The docker image is like a VM template. Containers are the live instances of the image. We specify how to build an image using a Dockerfile
, much like a vagrantfile
. It contains the libraries, programs, and configuration we need to run what ever application we would like to run in a container.
Consider this simplified example from nginx:
# Choose base image (in this case ubuntu OS)
FROM dockerfile/ubuntu
# Install nginx
RUN apt-get update && apt-get install nginx
# Define default command to run when the container starts.
# i.e the nginx webserver
CMD ["nginx"]
# Expose ports. Allowing our webserver to be accessible outside the container.
EXPOSE 80
EXPOSE 443
The dockerfile is really simple - a quick installation and some minor configuration. The real nginx dockerfile has a few more optimizations, and configuration steps like setting permissions, environment variables, etc.
Why Are Images Useful?
The usefulness of images/containers is that they can be shared around and deployed on any machine with a running docker daemon. This is really useful for development workflow. Instead of trying to replicate production, staging, dev environments to reproduce bugs etc. we can save the container as an image and pass it around.
JVM stuff
Docker images are like building blocks sharing parts that are the same and only adding on bits that are new (which means less disk space usage for us!). If you have multiple applications that require a JVM you would use a java base image. It does mean multiple instances of the JVM are running but that is a tradeoff/design issue you would make when choosing docker.
Data Containers
These are abit confusing, they basically allow your data to become portable just like your application containers. They aren't necessary, simply another design decision. You can still export DB data to CSV and all the usual methods of moving it around from within your application container. I personally don't use data containers in my workflow as I'm dealing with TBs of data and data portability is not a huge concern. I use volumes instead, you can tell docker to use a host file system directory to store its data in. This way the data is stored persistently on the host irrespective of the lifetime of the docker container or image.
Build
We'll discuss this first then developer workflow will make more sense.

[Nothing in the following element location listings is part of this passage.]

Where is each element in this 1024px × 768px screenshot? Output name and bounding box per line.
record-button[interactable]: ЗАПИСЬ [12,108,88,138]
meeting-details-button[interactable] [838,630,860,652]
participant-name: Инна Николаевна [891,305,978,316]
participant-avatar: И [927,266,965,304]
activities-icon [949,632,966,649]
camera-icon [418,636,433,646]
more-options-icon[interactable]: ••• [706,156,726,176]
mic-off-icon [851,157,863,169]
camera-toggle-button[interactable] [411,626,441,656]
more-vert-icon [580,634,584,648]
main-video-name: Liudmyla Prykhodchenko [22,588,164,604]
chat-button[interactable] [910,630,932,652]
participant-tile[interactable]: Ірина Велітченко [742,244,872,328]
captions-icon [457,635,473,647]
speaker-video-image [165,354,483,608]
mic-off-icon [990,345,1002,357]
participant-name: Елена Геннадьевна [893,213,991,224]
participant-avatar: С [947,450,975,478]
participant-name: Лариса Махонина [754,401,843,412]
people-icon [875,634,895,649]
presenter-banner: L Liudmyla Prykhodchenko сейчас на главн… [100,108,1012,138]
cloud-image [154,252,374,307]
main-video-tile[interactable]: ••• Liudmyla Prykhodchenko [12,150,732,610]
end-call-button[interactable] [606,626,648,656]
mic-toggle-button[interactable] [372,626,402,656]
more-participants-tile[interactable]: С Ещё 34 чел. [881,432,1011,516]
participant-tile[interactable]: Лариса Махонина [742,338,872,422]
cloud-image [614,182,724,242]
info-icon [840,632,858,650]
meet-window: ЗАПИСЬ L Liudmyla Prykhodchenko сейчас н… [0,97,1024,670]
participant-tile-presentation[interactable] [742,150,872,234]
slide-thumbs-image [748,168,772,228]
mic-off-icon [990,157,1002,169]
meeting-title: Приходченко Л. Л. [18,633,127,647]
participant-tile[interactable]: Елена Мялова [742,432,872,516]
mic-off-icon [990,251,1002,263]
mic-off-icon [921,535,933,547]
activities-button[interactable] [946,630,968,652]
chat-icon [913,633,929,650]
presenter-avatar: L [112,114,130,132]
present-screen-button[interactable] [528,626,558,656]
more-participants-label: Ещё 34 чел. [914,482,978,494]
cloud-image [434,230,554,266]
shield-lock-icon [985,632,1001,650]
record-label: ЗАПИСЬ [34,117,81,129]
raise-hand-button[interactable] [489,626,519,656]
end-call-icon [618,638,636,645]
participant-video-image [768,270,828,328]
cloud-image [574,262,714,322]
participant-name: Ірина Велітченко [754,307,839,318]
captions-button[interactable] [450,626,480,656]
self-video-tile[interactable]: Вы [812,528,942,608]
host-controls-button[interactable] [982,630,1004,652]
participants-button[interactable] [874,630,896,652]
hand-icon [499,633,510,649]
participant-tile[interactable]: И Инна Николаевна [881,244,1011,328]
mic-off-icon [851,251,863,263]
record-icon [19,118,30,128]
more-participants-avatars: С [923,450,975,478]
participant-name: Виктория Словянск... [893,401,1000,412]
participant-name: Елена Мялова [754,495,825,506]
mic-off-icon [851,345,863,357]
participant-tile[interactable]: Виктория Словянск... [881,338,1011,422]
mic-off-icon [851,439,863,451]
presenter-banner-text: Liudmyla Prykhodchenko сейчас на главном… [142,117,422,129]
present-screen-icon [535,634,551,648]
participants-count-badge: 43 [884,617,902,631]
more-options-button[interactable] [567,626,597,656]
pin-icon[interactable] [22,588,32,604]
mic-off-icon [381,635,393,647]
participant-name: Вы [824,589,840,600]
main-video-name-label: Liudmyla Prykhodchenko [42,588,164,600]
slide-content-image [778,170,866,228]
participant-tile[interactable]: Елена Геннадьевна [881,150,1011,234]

There really are 2 main ways of going about this:
If continuous integration is your goal, I find volumes are the way to go. Your docker containers would use volumes to mount their application source code on the host filesystem. This way all you'd have to do is pull the source code, restart the container (to ensure changes to the source code are picked up), then run your tests. The build process would really be no different to without docker. I prefer this approach because its fast and secondly the application's dependencies, environment etc. often don't change so rebuilding the image is overkill. Mounting source code also means you can make changes in place if times are desperate
The slower alternative, like the one you described, is to 'bake' source code into the image at build time. You would pull new source code, build the image, (optional - push to private docker registry), deploy the container, and then run your tests. This has the advantage of being totally portable but the turnaround time to rebuild and distribute image for every small code change can be painstaking.
Workflow
Docker's purpose is for specifying the environment for applications to run in. From this perspective developers should continue to work on application code as normal. If a developer would like to test code in a container they'd build an image locally and deploy a container from it. If they wanted to test in a production or staging image you could distribute that to them.
Lastly, the most simple pro tip for working with containers :)
To login to a container and explore whats going on you can run
docker exec -it container-name bash
Disclaimer
I'm aware of some over simplifications in my explanations. My goal was to add as little confusion and new terms as possible. I find this only complicates things tasking away from the core ideas, use cases, etc. which the OP seemed most concerned with.